Connected and automated vehicles potentially offer solutions to some key challenges for National Road Authorities (NRAs), such as reduction of accidents, increasing network capacity and extending mobility to those who are unable to drive. As a result of this potential, both industry and certain national governments are undertaking trials to test the technology for specific scenarios and also to understand the human acceptance and perception of such systems. There are numerous test sites, both on and off road, which have started around the globe to test automated and connected technology for a number of applications. These generally fall into the following categories:

  • Test sites of automated vehicles on tracks, with or without a driver, at low and high speeds;
  • Testing of vehicles on the road, with a driver ready to take over at low or high speeds;
  • Testing of low speed pods in urban areas for specific applications;
  • Testing of vehicle platoons, operated through V2X communication.

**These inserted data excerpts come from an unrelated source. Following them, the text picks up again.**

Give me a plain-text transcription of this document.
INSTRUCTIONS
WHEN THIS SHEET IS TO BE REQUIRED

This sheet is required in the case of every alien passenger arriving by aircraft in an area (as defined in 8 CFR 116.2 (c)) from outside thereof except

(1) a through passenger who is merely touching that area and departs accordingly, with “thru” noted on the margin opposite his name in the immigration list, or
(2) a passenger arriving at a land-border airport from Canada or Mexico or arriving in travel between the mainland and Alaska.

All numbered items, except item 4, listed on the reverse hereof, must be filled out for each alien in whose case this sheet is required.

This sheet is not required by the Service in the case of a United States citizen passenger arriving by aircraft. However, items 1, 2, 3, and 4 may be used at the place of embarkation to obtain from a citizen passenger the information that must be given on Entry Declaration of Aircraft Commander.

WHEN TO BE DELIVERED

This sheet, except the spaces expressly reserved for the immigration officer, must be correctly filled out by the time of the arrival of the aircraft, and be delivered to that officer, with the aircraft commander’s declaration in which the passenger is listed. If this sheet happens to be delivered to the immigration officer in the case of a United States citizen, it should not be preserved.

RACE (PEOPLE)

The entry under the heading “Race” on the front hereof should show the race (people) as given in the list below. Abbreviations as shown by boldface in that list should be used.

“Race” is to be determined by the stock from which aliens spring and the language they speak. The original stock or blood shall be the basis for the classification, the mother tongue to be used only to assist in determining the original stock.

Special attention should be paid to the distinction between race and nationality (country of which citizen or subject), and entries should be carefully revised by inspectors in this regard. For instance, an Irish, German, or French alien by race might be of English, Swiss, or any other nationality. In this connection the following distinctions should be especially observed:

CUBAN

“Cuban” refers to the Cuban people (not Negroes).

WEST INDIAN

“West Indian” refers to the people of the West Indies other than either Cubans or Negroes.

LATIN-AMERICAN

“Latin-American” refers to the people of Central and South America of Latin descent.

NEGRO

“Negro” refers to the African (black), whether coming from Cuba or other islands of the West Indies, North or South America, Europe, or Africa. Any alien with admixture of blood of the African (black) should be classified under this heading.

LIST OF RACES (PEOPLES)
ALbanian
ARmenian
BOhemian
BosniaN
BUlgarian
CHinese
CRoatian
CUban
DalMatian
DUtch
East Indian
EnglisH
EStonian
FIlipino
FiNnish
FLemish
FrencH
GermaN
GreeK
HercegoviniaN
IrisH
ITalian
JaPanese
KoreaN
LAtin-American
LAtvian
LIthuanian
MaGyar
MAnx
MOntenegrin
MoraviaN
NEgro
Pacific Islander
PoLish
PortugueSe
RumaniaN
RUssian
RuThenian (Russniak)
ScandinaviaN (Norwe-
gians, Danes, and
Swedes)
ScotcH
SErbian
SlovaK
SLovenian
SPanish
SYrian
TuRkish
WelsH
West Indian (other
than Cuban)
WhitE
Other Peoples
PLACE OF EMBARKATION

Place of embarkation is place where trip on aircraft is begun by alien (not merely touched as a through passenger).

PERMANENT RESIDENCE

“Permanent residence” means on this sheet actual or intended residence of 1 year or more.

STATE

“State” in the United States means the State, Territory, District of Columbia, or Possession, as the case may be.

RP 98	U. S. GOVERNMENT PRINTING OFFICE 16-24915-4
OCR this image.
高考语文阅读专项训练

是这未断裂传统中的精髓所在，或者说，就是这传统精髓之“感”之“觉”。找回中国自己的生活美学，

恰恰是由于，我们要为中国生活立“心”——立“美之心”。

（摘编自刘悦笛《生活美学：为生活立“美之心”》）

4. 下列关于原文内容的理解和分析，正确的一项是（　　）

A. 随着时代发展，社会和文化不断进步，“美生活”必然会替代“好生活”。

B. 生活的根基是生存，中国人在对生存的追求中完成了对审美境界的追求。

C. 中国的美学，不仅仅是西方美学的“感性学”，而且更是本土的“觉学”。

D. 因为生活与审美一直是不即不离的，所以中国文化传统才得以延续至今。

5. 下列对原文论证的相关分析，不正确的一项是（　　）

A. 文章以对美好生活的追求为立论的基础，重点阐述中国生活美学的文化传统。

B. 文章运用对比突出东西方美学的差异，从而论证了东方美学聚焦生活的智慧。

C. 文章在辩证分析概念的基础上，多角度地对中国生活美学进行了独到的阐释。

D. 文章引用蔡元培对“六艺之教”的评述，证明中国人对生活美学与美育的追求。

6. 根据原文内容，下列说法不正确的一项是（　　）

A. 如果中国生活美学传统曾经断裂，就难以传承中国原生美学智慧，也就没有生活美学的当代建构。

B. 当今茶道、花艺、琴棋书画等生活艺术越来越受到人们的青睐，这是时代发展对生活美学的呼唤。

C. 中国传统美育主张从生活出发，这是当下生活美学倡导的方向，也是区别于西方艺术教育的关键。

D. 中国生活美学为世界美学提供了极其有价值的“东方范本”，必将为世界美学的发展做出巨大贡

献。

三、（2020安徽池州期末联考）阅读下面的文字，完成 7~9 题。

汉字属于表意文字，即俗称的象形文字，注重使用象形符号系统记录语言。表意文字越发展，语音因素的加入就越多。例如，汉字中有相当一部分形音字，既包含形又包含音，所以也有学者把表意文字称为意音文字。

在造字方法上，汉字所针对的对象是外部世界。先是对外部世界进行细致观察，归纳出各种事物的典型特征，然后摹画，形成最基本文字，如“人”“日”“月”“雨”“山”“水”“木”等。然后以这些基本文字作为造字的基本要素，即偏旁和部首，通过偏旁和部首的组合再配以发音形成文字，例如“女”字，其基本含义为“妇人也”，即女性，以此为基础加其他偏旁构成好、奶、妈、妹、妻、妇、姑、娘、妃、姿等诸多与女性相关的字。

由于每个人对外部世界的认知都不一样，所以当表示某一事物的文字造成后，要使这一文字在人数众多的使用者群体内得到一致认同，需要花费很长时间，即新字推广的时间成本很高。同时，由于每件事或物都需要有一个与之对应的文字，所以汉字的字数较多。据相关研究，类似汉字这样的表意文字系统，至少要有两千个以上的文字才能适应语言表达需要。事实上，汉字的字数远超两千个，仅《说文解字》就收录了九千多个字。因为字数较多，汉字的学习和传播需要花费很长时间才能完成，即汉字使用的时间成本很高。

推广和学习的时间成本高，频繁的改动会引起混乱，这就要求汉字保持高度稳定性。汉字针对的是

Far less attention has been paid to questions around the implications for NRAs, both positive (e.g. narrower lanes and closer running significantly increasing capacity) and negative (e.g. narrower lanes and closer running increasing rutting and pavement damage), around what, if any additional requirements will be required in terms of e.g. improved white line road marking quality or 5G capacity, or what might become redundant, e.g. distance signs. With the exception of road safety, less attention still, has been paid to the key issues to 2040 of traffic efficiency, environment and customer service and some of the practical, day to day implications for NRAs such as the potential for automated inspections, surveys, maintenance and repair.
The 24-month STAPLE (SiTe Automation Practical Learning) project, which started on 01 September 2018, aims to provide a comprehensive review of technological and non-technological aspects of the most relevant connected and automated driving test sites in order to understand the impact of these sites on the NRA’s core business and functions. This project will provide NRAs with the necessary know-how on connected and automated driving test sites, with the aim of supporting their core business activities, such as road safety, traffic efficiency, customer service, maintenance and construction.